I’m the one who moved my cheese. (Yes, cleverly trying to reference the 1998 bestseller that I’ve never read–and don’t plan to. Wikipedia describes it as a “motivational business fable,” definitely not calling to me). 

I take full responsibility, but even though it’s not a mystery, I’m not pleased with the result of my cheese relocation. I recently took a tub of perfectly good low-fat feta cheese and in the process of making salads for supper, mistakenly moved it from the refrigerator to the cupboard. 

Of course, when I discovered this the next morning, I had to move my cheese again–to the compost. Sigh. 

I did this within a week of another cheese move gone awry, when I moved an unopened block of my beloved truffle cheddar cheese from the basement refrigerator to the counter, where I let it sit out for a couple of days. That cheese also ended up in the compost. 

“Where’s my cheese?” (Yes, this is a VERY old photo)

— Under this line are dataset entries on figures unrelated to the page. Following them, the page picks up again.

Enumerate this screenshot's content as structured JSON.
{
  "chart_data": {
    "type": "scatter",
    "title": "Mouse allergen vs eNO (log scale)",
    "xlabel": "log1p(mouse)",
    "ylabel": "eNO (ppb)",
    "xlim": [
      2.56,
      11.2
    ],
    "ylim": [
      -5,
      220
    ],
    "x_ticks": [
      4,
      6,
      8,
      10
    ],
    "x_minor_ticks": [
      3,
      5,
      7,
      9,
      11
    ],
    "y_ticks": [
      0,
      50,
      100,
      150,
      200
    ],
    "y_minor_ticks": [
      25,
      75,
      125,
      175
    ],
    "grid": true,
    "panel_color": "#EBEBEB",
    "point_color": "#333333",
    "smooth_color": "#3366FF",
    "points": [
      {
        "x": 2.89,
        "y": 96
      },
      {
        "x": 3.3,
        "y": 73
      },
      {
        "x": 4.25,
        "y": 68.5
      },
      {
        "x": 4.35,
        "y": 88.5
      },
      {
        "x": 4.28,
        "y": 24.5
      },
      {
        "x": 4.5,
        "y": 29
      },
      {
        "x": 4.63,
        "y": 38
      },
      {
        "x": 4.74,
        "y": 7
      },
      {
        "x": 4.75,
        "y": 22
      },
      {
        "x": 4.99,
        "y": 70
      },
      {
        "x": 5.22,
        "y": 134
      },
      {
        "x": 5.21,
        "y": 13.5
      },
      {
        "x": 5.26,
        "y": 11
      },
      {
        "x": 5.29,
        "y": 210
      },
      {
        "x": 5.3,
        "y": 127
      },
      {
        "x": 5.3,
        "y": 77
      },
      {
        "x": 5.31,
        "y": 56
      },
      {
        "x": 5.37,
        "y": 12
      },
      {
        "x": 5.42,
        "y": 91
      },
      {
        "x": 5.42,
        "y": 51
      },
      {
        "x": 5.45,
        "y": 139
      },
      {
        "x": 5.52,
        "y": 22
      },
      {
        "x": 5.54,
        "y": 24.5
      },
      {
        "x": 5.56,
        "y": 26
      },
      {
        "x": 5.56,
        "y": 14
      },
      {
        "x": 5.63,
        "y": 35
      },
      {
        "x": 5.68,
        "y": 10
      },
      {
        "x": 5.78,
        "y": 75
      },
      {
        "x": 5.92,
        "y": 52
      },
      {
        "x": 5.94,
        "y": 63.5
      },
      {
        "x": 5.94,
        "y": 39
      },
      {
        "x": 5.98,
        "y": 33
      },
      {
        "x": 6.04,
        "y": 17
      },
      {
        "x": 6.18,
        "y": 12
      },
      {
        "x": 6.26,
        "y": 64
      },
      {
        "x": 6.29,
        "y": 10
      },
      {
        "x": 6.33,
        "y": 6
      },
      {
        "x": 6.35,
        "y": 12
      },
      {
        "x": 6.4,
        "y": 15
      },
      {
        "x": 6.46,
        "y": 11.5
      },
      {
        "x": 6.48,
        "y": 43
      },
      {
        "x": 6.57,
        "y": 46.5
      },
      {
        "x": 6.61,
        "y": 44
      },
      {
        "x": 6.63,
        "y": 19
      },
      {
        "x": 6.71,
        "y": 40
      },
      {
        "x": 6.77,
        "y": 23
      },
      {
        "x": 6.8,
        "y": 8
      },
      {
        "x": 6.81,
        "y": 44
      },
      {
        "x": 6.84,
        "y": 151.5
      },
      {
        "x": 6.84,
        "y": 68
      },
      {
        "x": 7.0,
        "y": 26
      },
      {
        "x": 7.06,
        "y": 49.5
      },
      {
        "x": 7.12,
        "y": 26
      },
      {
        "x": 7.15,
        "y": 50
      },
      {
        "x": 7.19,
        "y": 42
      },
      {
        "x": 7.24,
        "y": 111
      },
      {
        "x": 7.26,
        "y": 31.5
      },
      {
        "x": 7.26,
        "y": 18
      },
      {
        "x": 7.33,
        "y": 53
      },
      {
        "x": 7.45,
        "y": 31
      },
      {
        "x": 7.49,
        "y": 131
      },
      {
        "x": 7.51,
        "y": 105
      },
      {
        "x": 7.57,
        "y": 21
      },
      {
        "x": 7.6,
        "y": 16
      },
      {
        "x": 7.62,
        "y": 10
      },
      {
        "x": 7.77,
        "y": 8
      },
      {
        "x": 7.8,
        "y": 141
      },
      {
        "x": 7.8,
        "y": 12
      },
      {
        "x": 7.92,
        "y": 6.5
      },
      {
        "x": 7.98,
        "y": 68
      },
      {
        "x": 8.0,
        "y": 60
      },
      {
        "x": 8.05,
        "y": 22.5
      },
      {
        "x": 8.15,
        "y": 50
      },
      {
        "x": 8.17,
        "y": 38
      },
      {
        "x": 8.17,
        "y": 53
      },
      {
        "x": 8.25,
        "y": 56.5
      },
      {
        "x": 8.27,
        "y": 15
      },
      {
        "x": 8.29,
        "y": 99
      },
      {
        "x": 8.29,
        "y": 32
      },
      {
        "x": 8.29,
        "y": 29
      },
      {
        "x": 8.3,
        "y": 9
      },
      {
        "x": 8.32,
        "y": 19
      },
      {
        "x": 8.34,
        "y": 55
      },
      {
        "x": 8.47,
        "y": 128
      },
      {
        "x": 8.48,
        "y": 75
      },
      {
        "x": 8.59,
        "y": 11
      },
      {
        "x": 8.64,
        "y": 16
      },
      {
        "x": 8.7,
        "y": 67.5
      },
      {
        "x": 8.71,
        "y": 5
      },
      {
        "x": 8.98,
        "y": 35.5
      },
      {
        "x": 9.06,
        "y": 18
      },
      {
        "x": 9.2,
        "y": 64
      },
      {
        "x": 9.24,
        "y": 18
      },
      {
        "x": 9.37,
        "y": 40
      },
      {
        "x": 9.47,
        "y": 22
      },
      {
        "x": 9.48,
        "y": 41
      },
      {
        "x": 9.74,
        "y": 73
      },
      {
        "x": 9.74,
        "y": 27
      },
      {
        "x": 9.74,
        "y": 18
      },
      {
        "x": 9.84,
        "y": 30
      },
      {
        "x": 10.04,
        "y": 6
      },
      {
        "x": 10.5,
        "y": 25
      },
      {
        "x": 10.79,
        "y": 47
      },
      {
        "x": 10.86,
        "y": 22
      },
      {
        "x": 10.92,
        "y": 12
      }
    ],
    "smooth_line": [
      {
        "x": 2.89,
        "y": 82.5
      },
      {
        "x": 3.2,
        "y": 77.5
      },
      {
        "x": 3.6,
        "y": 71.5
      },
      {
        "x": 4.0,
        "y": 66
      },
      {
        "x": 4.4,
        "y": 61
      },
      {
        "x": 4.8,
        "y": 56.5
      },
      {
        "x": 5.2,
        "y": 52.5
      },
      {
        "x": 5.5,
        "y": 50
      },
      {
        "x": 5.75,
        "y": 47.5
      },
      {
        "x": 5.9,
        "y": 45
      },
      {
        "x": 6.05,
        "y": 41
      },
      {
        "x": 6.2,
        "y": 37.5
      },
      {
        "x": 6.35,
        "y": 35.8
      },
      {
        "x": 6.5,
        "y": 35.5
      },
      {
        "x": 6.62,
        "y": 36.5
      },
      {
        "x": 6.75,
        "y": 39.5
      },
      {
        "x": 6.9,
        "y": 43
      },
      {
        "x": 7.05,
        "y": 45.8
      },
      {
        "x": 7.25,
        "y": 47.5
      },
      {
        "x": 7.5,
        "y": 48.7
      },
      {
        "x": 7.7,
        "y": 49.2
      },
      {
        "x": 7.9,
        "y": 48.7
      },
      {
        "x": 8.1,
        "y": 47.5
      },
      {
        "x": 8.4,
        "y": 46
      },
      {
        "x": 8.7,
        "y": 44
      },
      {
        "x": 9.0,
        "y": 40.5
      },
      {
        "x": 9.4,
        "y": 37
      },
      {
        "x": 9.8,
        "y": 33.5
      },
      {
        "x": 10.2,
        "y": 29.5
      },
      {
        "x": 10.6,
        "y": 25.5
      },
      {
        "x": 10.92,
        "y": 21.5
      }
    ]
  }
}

These cheese mishaps were not only sad, but disconcerting. What is going on that I can’t keep my cheese properly refrigerated? Am I that distracted, that flustered, that scattered?

Yes, yes I am (and the wine I’m usually drinking while making supper and moving cheese here and there definitely doesn’t help). Not constantly, not all the time, but enough that it’s sometimes frustrating and/or entertaining. 

I often describe my thoughts and attention as scattered–as in scatterbrained. My mind flits from one idea or task to the next, and I don’t stay focused. My emotions often feel scattered, too–they’re contradictory and I don’t know what to feel. I’m scatterhearted (can I take credit for inventing this word?) 

“Scattered” also applies to my physical possessions. My clothes, dishes, papers, latch hook yarn, are all frequently strewn about various rooms and surfaces. 

I definitely experienced scatteredness in the Before Times, and I don’t know if the last two years has made it worse, but it certainly hasn’t made it better. 

When I saw the title of today’s sermon was “The Scattered Church,” I immediately thought it would be about how our church is disorganized and unfocused (which we, as all human entities, sometimes are.) It wasn’t–”scattered” was used in contrast to “gathered” and explored how we live our faith in times when we’re together as a congregation and in times when we’re out in the world. 

I usually think of “focused” as the opposite to “scattered,” but I’m intrigued by thinking about “gathered” instead of focused. And maybe I’m not looking for an opposite to scattered, but a companion idea. Maybe being scattered isn’t always a negative. 

Scattered can mean mess and chaos, but also freedom and possibility. Are there times when it’s good to have a myriad of thoughts and ideas and feelings and experiences, and throw them out to the world, especially if I can carefully collect them when needed? 

“When needed”–that may be the key. If I could, I’d add that to Ecclesiastes 3:1-8 (and the song “Turn, Turn, Turn,”): For everything there is a season,…a time to scatter (and be scattered) and a time to gather (and be gathered). 

So I think I’ll try to be a little more open to being scattered, and see where it leads me. I’ll try to be more intentional about what I gather, too.

EXCEPT when it comes to cheese. I need to get my cheese protocols in order. Wasting cheese is a sin (I’m from Wisconsin, after all).